Monday, September 26, 2005

Reading Nation in the Romantic Period

I've been reading William St Clair's terrific The Reading Nation in the Romantic Period (borrowed from the university library because it retails at £90, though it is a book I would like to have on my own bookshelf). From his concluding chapter (pages 436, 437):

"As the example of popular print between 1600 and 1780 shows, large reading constituencies were sometimes held for long periods in an unsatisfactory equilibrium marked by the increasing obsolescence of the main printed texts to which they had access. This episode offers what is probably the most illuminating case that is likely to be found of the long-term consquences of an unregulated private commercial monopoly on the nature of texts, books, prices, access, reading and resultant mentalities. It is unlilkely, for example, that those who around 1600 were caught in the pre-scientific world of the English-language bible, the ballad, the chapbook, and the astrological almanac, actively rejected modernity for the next two hundred years, or preferred that the medical and birth control advice which they reveived in print should be out-of-date and ineffective."

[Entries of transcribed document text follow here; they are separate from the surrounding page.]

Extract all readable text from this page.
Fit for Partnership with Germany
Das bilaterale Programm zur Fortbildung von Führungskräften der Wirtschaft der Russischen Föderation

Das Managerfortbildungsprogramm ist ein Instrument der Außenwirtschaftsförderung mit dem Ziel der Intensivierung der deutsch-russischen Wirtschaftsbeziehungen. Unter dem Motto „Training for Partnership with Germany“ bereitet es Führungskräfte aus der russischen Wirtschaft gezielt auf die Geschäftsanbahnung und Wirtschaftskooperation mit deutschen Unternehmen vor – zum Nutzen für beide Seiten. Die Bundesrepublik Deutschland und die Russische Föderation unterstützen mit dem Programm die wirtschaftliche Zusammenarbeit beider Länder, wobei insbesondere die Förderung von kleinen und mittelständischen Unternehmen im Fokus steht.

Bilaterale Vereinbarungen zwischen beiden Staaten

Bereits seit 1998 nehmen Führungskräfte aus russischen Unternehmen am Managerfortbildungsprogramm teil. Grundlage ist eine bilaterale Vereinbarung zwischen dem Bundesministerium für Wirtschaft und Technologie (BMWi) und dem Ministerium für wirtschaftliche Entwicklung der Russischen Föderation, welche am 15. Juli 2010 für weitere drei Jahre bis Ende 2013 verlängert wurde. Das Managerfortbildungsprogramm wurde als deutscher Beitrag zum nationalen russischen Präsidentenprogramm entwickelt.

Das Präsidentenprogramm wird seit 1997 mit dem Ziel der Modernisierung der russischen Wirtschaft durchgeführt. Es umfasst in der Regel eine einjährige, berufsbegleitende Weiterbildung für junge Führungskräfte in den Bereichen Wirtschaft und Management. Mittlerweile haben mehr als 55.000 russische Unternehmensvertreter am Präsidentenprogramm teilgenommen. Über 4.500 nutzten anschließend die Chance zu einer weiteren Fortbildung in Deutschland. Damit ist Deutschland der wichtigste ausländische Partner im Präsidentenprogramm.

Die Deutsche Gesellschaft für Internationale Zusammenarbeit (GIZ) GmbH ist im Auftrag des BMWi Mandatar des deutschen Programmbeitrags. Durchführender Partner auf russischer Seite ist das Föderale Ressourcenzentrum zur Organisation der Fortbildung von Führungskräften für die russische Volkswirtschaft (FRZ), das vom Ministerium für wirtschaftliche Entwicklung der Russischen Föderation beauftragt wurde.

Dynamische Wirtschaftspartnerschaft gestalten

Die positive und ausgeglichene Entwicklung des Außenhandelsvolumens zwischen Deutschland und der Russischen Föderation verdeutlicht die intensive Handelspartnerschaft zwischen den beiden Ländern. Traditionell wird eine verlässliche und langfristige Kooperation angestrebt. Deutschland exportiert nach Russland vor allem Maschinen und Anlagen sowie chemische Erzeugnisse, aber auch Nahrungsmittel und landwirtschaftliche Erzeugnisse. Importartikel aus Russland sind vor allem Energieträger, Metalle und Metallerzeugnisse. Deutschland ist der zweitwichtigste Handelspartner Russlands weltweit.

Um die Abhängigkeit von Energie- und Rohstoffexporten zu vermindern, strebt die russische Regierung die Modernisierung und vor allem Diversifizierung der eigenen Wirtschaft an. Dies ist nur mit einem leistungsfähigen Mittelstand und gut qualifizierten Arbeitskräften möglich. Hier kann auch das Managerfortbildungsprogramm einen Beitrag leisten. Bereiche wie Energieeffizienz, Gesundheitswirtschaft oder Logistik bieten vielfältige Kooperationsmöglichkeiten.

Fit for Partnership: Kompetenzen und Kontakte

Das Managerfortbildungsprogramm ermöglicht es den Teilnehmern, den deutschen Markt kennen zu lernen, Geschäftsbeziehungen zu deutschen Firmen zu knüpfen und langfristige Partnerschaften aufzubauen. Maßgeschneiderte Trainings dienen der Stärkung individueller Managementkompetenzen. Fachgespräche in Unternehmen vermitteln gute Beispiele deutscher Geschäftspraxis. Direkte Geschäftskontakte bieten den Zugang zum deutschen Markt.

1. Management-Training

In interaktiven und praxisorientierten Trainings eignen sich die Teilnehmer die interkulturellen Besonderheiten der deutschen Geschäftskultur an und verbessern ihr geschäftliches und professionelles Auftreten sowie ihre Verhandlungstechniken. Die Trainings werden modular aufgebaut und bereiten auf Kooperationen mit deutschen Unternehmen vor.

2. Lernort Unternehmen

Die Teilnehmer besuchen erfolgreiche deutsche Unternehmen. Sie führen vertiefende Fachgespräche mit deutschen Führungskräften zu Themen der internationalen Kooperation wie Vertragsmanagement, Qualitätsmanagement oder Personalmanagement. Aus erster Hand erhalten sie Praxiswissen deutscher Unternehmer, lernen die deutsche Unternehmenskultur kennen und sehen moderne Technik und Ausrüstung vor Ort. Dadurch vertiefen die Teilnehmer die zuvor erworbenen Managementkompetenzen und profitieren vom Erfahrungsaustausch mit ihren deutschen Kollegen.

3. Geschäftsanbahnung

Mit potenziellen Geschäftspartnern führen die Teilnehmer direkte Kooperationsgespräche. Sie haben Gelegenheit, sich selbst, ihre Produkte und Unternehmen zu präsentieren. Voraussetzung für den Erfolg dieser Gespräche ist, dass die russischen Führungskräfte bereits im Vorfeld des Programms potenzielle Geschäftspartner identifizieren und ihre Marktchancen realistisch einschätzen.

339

The copyright industries are currently enduring a period of turbulence but concerns about laws and technologies (eg copyright directive and drm) driving us towards another period of stability characterised by monopolistic control could well be strengthed by further studies of this nature. And from the final page of the final chapter, St Clair gives his perspective on the modern debate:

"The argument that intellectual property is a privilege granted for a limtied period in order to reward and encourage innovation that is valuable to the society that grants it is as valid today as it was in Adam Smith's time. The conditions within which the privilege should be granted are therefore an issue of public policy, which ought to be decided , not in accordance with dogmas about the rights of property, but with eyes open to the public interest in the likely consequences. When, for the first time in history, copies of texts of all kinds can be reproduced and circulated instantaneously in limitless numbers at infinitesimal cost, it is perverse that much of the technological and business effort of the text copying industries is devoted to preventing copying and to keeping up the price of access."

Absolutely!

St Clair's chapter on Mary Shelley's Frankenstein and the degree to which the original moral of a story can get distorted through events beyond the author's control is fascinating.